Dit is lichte amusementslektuur zonder pretentie. Een Hollander verliest in het buitenland zijn geheugen en blijft 7 maanden lang een geheimzinnig vraagteken, trots alle bemoeiïngen van overheid en partikulieren: een zachtzinnig, zielig drama. Door ijverig toedoen van een journalist komen de ‘gesplitste draden’ dan weer naar behoren samen. Dit alles gezegd door een schrijver, die de mensen droogjes een tikje op de hak neemt.
Bt.
| |
De Grote Zomer, door A.M. de jong. N.V. Em. Querido's U.M., Amsterdam. Tweede druk.

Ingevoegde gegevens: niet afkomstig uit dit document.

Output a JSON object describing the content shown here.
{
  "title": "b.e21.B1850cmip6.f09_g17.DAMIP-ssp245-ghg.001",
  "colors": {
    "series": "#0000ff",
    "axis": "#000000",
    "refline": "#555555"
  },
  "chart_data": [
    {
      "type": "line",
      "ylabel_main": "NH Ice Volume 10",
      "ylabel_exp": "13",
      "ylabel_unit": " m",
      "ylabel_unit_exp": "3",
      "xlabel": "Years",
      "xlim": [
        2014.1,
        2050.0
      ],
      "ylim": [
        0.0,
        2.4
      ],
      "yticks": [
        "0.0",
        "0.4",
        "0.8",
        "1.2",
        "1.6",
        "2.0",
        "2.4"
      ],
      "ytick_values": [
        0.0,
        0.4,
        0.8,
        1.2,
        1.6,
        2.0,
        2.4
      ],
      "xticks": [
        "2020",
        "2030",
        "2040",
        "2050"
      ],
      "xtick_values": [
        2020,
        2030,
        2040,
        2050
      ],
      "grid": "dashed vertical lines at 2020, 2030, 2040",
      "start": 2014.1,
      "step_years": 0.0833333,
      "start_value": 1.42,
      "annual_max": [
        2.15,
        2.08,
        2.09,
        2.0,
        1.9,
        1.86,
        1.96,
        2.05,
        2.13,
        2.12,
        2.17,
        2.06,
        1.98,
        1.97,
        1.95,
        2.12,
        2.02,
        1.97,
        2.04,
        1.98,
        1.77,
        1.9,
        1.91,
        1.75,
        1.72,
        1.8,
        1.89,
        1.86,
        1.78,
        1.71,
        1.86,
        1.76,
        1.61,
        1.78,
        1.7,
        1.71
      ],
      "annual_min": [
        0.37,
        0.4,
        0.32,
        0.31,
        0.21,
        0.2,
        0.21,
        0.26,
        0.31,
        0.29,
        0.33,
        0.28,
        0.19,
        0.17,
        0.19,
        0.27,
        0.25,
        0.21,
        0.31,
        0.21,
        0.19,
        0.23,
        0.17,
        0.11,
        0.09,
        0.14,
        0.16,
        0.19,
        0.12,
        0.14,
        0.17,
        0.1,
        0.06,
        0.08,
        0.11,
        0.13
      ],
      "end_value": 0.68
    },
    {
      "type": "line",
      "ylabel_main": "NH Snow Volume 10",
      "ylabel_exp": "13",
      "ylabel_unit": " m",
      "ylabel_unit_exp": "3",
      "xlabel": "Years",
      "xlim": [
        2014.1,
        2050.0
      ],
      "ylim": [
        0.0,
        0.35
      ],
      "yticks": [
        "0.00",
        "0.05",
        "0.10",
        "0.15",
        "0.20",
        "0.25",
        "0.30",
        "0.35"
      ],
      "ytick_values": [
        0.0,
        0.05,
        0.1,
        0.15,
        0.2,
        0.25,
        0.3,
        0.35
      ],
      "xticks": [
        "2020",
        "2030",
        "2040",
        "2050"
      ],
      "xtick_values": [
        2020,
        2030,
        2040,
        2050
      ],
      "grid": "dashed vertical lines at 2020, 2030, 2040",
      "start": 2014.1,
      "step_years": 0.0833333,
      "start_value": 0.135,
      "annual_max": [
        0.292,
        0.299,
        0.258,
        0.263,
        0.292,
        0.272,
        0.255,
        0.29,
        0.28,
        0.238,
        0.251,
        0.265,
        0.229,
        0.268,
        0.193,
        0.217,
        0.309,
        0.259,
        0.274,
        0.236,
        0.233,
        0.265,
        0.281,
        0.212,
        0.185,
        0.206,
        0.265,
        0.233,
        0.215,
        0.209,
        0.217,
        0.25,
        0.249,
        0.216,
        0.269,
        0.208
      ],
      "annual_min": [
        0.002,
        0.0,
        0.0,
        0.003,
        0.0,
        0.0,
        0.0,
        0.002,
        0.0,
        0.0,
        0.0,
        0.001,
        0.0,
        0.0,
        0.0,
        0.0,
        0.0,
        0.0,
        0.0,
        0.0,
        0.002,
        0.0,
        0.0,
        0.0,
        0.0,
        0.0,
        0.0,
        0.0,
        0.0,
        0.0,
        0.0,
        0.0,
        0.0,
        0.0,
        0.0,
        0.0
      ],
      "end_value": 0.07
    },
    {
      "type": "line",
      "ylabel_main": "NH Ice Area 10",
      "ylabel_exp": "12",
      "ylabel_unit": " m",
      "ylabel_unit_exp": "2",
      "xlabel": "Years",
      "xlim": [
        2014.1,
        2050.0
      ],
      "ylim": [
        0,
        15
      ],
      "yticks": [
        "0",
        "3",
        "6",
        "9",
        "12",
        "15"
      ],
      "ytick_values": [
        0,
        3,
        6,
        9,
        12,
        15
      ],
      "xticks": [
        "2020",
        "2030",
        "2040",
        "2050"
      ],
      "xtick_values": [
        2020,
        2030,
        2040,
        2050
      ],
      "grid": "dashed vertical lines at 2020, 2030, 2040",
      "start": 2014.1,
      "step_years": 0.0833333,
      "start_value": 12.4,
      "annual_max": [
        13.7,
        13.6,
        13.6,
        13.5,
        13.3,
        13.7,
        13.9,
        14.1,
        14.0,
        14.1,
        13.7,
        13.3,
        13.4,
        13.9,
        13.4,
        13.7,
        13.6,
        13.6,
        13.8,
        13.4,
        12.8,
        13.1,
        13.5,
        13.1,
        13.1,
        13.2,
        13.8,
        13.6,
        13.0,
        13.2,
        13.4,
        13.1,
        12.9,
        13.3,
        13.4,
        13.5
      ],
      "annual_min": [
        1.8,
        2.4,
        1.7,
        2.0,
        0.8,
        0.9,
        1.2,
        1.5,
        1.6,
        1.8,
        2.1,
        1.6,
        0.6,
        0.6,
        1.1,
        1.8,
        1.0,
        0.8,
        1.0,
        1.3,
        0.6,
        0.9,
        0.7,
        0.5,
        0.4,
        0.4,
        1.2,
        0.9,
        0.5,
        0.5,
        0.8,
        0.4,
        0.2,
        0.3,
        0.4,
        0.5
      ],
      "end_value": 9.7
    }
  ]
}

Er is aan dit boek geen kop en staart. De grote zomer krijgt een besnoeide plaats en de vlag dekt niet de lading. Zodat architektuur hier niet te zoeken valt. Maar anderzijds
| |
| |
houdt de schrijver meeslepend bezig. Hij beschrijft niet bepaald plasties, maar het lééft. En als ik daarover na ga denken, weet ik niet wat beter is. Daarbij zijn het geheel en de onderdeelen zo menselik, als het leven maar menselik kan zijn. De psychologie is dus zeer zuiver; A.M. de Jong staat hier simpatiek voor ogen. Maar beter dan op zijn vertelkunst in te gaan lijkt het me, om het tema van het boek te bezien: de verhouding van de mens en zijn omgeving tot God. Alles bij alles dunkt mij dit verhaal daarin positief, maar gevangen tussen twee polen: een woord van Flierefluiter tot Merijntje: ‘Kon ik maar een vrome en blijde heiden van je maken!’ en een gedachte van Merijntje: ‘Tussen de donkere aarde en de beroofde hemel dwaalde zijn verbijstering.’ Die hemel blijkt beroofd door benepen-christelijke opvattingen, die het christelike vermoorden. Er wordt geen schoon beeld van dat christendom opgehangen en dat is heel goed. Maar even klaar en eenvoudig-weg als A.M. de Jong's geprakkizeer is het onmismaakte christendom. Echter: de schrijver haalt alle eigengeschapen goden uit de hemel weg en geeft er de echte niet voor in de plaats. Dekt hij zich hier met Merijntje, die niets overhoudt dan de natuurkreet: moeder? God is ontzagliker dan die van Flierefluiter en onzegbaar schoner dan die van Pastoor Ramakers. Het is ook dezelfde die gezegd heeft: ‘lk zal niet onschuldig houden, die Mijn naam ijdellik gebruikt’. Dit misbruik heeft me tot in de persoon van de schrijver zeer gehinderd. Overigens: als er wat meer Merijntjes waren, was onze samenleving een stuk gezonder.
Bt.
| |
Vader, door J.P. Zoomers-Vermeer. Amsterdam, Van Holkema & Warendorf N.V. 1935.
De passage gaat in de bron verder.